Bien qu'elle n'ait jamais envisagé d'avorter, Mme Lewandowska-Nowak estime que personne dans une situation pareille ne devrait être obligé de porter la grossesse contre son gré.

"Vous ne pouvez forcer personne à l'héroïsme. Parce que c'est à cela que ça revient, non? Dans les cas difficiles comme le mien, je laisserais la femme décider", déclare-t-elle, riche de l'expérience avec l'Hospice périnatal de Varsovie, dont la fondatrice Joanna Szymkiewicz-Dangel, pédiatre et cardiologue fœtal, défend la liberté de choix.

"Ayant passé plus de 20 ans avec des femmes enceintes, je sais que nous n'avons le droit de juger personne", déclare à l'AFP cette catholique de 65 ans.

Certaines femmes hésitent: "J'ai déjà vu des femmes faire des aller-retours une dizaine de fois. Elles étaient déjà en route pour l'hôpital pour interrompre leur grossesse et puis elles se disaient non. Et elles rentraient chez elles".

"Ce n'est pas une décision facile. N'oublions pas que la plupart de ces femmes souhaitaient être enceintes ... C'est leur précieux enfant, quelle que soit sa maladie".

- Gratuit -

Son hospice est le plus ancien et de loin le plus grand du pays. Chaque année, il entoure de soins palliatifs plus de 400 femmes diagnostiquées avec des anomalies fœtales.

Selon Mme Szymkiewicz-Dangel on y "veille à ce que la grossesse se poursuive dans les meilleures conditions possibles pour la femme et pour l'enfant... le protégeant de tout traitement inutile, prolongé et futile".

L'hospice propose des consultations médicales et psychologiques mais aussi une formation sur le quotidien des parents d'un enfant malade.

Géré par une ONG, le centre accepte les fonds publics et les dons pour pouvoir fournir ses services gratuitement. Parfois, les médecins donnent de leur propre temps.

Selon Mme Szymkiewicz-Dangel, ni le verdict du tribunal, ni la campagne d'affichage n'ont amené plus de femmes dans son établissement.

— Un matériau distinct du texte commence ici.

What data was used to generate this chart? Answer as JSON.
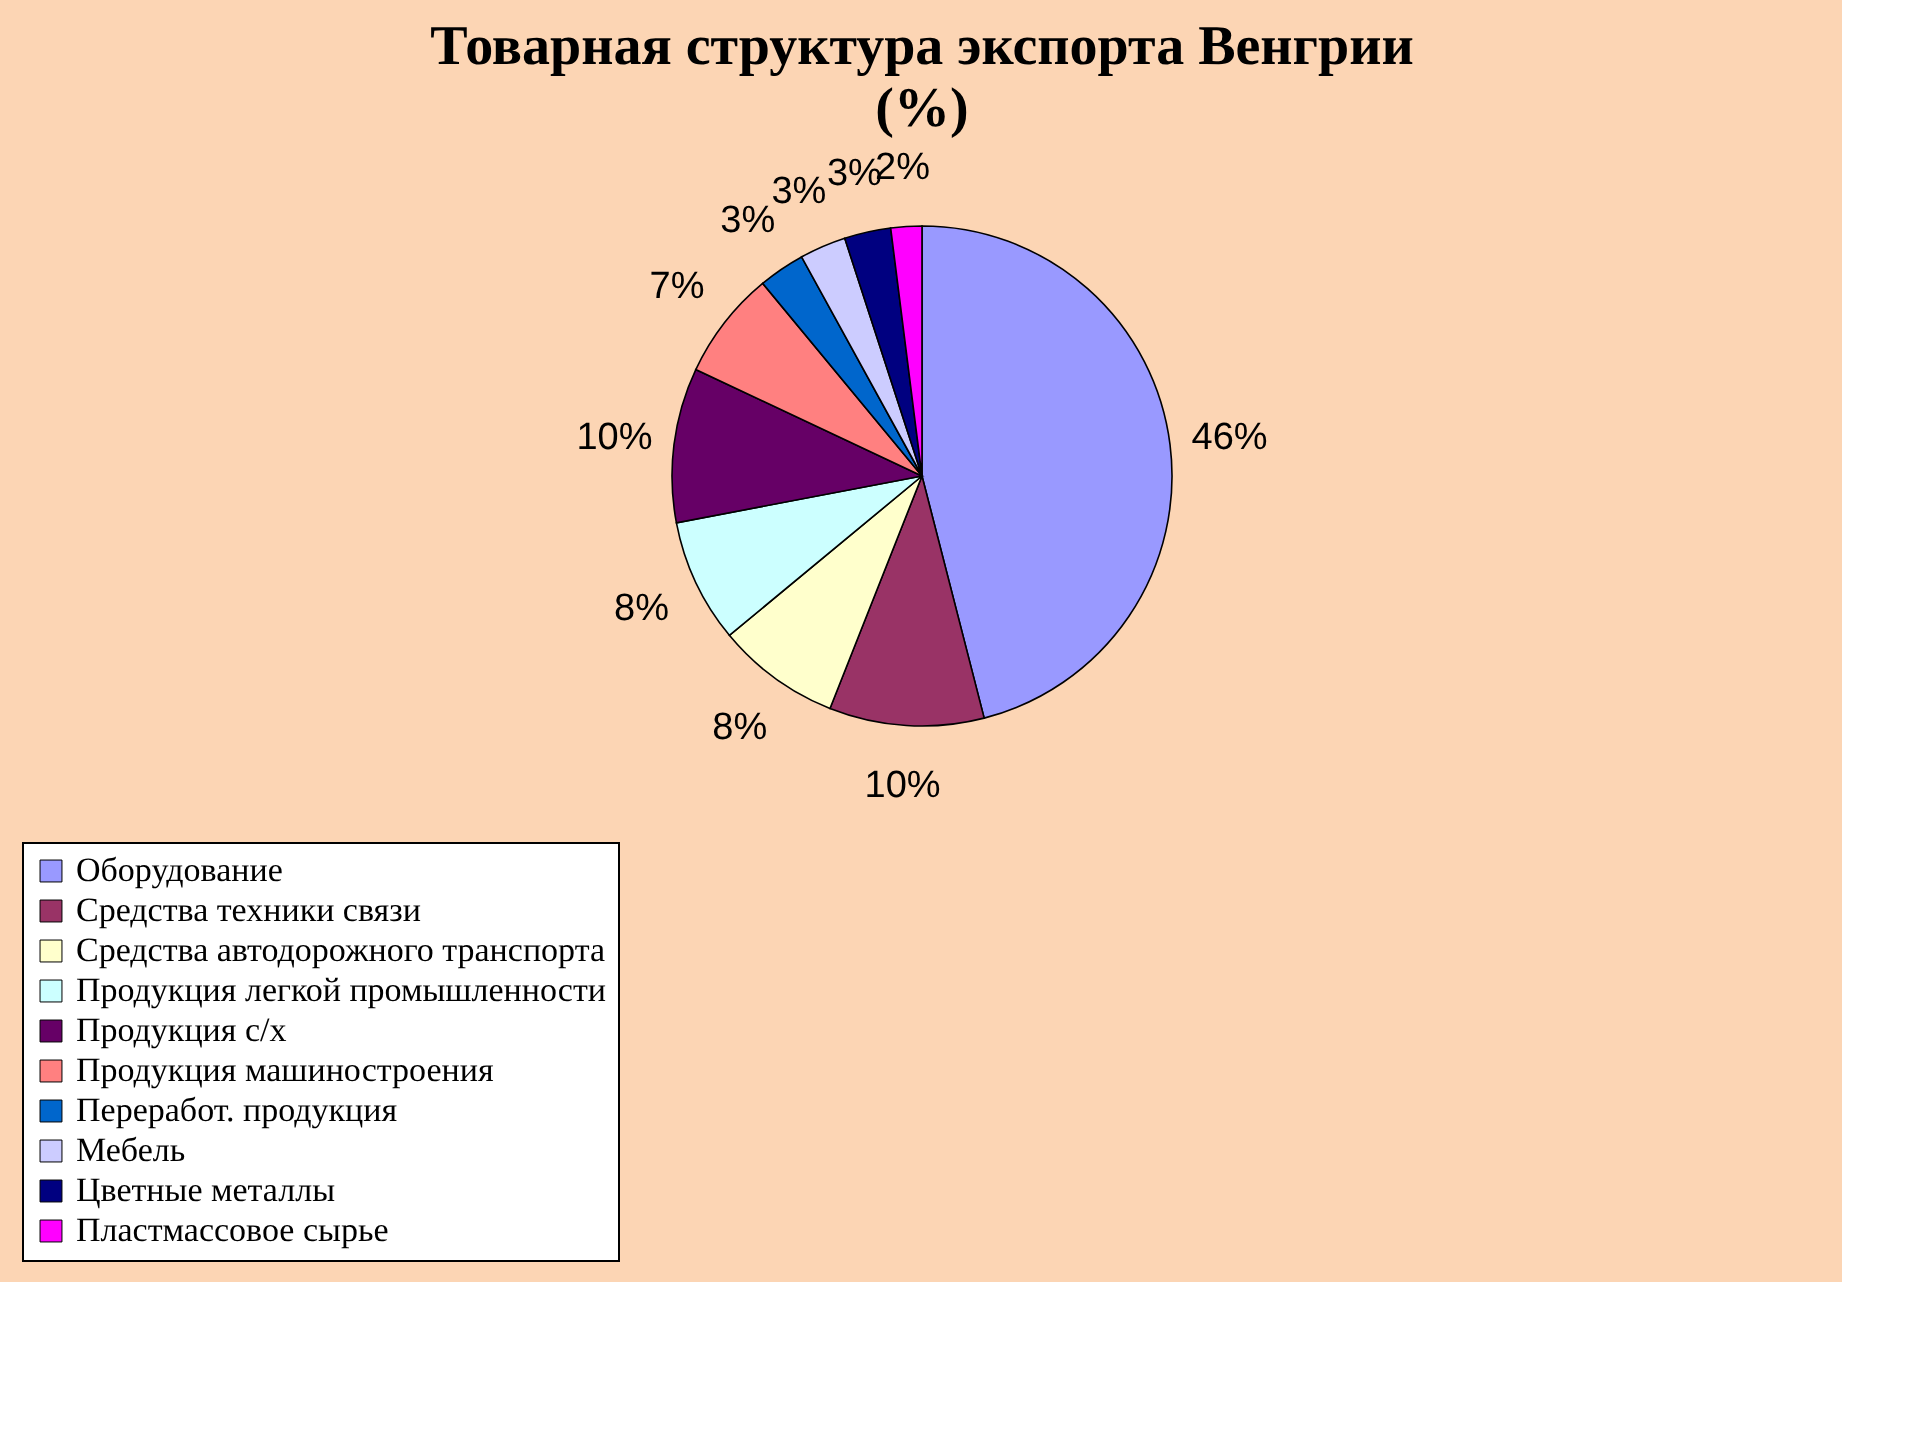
{
  "chart_data": {
    "type": "pie",
    "title": "Товарная структура экспорта Венгрии",
    "subtitle": "(%)",
    "categories": [
      "Оборудование",
      "Средства техники связи",
      "Средства автодорожного транспорта",
      "Продукция легкой промышленности",
      "Продукция с/х",
      "Продукция машиностроения",
      "Переработ. продукция",
      "Мебель",
      "Цветные металлы",
      "Пластмассовое сырье"
    ],
    "values": [
      46,
      10,
      8,
      8,
      10,
      7,
      3,
      3,
      3,
      2
    ],
    "colors": [
      "#9999ff",
      "#993366",
      "#ffffcc",
      "#ccffff",
      "#660066",
      "#ff8080",
      "#0066cc",
      "#ccccff",
      "#000080",
      "#ff00ff"
    ],
    "value_labels": [
      "46%",
      "10%",
      "8%",
      "8%",
      "10%",
      "7%",
      "3%",
      "3%",
      "3%",
      "2%"
    ],
    "legend": "bottom"
  }
}
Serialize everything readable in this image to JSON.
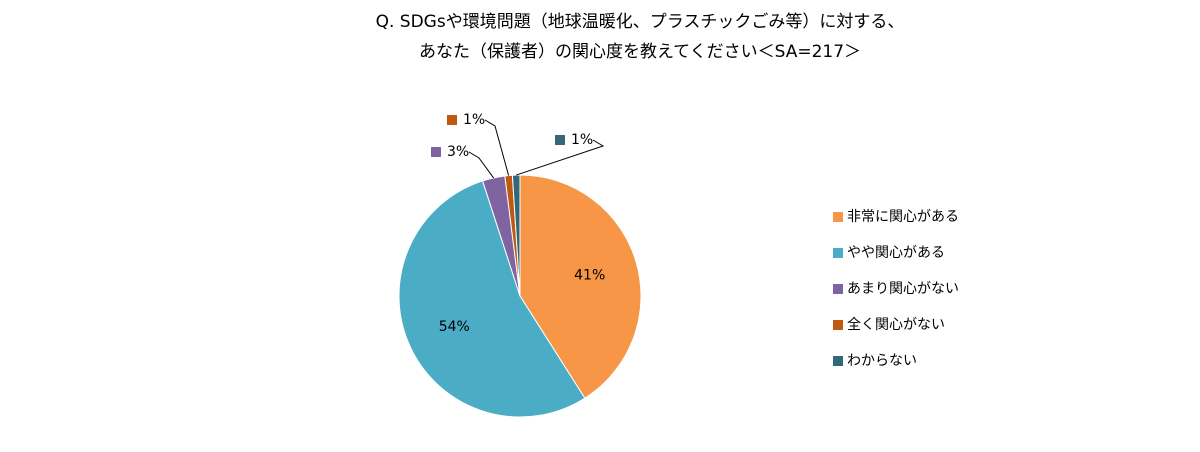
{
  "chart_data": {
    "type": "pie",
    "title": [
      "Q. SDGsや環境問題（地球温暖化、プラスチックごみ等）に対する、",
      "あなた（保護者）の関心度を教えてください＜SA=217＞"
    ],
    "categories": [
      "非常に関心がある",
      "やや関心がある",
      "あまり関心がない",
      "全く関心がない",
      "わからない"
    ],
    "values": [
      41,
      54,
      3,
      1,
      1
    ],
    "value_labels": [
      "41%",
      "54%",
      "3%",
      "1%",
      "1%"
    ],
    "colors": [
      "#f79646",
      "#4bacc6",
      "#8064a2",
      "#c0590f",
      "#31697a"
    ],
    "legend": "right"
  }
}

"On ne dit toujours pas aux patientes qu'elles peuvent bénéficier d'un soutien psychologique", dit-elle, beaucoup de médecins ignorant simplement l'existence des soins palliatifs périnatals, certains considérant cela même comme du gaspillage des fonds publics.

- La vie après la mort -

Après avoir perdu son fils, Mme Lewandowska-Nowak a rejoint un groupe de soutien aux parents endeuillés au sein de l'hospice qui, selon son mari, l'a aidée davantage que lui n'en aurait été capable.

"Chacun a sa propre façon de vivre une situation pareille et ma femme avait certainement plus besoin d'en parler", dit Adam Nowak à l'AFP.

"Moi, personnellement je préférais garder les émotions en moi, pour moi, donc nous aurions certainement connu plus de conflits", estime cet ingénieur en informatique de 38 ans.

Mme Lewandowska-Nowak se dit reconnaissante de toute occasion de parler de son fils car cela maintient son souvenir vivant.

"C'est l'un de mes enfants. Je n'aime vraiment pas quand les gens n'en tiennent pas compte", déclare-t-elle.

L'avenir de la famille s'écrit à nouveau en lettres d'espoir, le couple attendant depuis huit mois un petit garçon en bonne santé.